On aime également le fait d’avoir notre propre train, surnommé « dague », avec son profil effilé, où l’on pourra rechercher de nouvelles technologies, accepter des contrats, forger des armes, des munitions et des armures…
Ce qui coince peut-être un peu, c’est cette volonté évidente de combiner plusieurs genres en un seul. Heureusement, bien entendu, cela permet de sortir de l’ordinaire de tous ces extraction shooters qui envahissent le marché, mais en ayant à la fois de l’action, du jeu collaboratif, du jeu de tir, de l’extraction de ressources, de la fabrication de matériaux et de produits, et de la construction de base, on pourrait craindre, en bout de ligne (pardon), d’être submergé par les mécaniques.

Pour l’instant, cependant, la version de démonstration d’Enginefall a certes quelques côtés un peu moins bien dégrossis, mais bien franchement, on s’en voudrait de jeter la pierre à des développeurs qui tentent d’offrir quelque chose de différent, pour une fois.
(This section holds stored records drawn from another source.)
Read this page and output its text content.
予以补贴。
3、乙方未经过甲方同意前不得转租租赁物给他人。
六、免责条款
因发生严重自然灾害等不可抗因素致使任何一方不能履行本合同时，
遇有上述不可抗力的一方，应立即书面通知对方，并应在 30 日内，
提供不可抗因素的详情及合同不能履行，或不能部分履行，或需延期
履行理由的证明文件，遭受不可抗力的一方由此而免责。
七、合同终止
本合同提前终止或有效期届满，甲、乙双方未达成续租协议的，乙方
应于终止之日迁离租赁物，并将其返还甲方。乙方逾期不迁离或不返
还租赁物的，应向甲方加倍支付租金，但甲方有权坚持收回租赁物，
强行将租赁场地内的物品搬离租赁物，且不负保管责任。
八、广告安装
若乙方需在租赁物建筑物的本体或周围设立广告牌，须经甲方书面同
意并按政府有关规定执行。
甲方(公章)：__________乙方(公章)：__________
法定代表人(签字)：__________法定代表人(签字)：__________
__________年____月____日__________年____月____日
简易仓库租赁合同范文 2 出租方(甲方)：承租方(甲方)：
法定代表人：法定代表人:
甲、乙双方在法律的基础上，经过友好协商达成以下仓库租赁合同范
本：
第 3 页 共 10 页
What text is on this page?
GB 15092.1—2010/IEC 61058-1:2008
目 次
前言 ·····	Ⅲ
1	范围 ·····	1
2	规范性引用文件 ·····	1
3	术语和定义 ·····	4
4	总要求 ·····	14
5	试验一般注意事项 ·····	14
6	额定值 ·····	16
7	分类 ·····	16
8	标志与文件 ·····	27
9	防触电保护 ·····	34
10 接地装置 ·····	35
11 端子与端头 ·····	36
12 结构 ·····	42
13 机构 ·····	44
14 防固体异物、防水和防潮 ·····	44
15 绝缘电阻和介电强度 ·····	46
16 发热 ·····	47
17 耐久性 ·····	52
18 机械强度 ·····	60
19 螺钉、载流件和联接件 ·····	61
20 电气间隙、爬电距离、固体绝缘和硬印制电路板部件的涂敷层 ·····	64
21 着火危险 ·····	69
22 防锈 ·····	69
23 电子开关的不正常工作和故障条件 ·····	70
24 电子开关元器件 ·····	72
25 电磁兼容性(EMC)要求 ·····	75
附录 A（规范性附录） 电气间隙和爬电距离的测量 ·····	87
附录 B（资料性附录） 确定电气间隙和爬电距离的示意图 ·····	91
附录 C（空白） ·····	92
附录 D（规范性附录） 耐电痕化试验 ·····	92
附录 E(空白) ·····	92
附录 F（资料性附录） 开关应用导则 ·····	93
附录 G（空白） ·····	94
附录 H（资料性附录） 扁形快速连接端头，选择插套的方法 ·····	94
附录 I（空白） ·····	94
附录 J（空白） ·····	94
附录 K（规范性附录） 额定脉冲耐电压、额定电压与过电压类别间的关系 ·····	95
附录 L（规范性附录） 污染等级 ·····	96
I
Ambitieux, rempli d’action, et surtout proposant un univers aussi triste que prometteur, Enginefall devrait plaire à l’amateur de folles aventures en nous, à ceux et celles qui rêvent de se lancer à l’abordage, en version postapocalyptique. À découvrir!
Enginefall (en version de démonstration)
Développeur et éditeur: Red Rover Interactive
Plateforme: Windows (testé sur Steam)
Jeu disponible en français (interface et sous-titres)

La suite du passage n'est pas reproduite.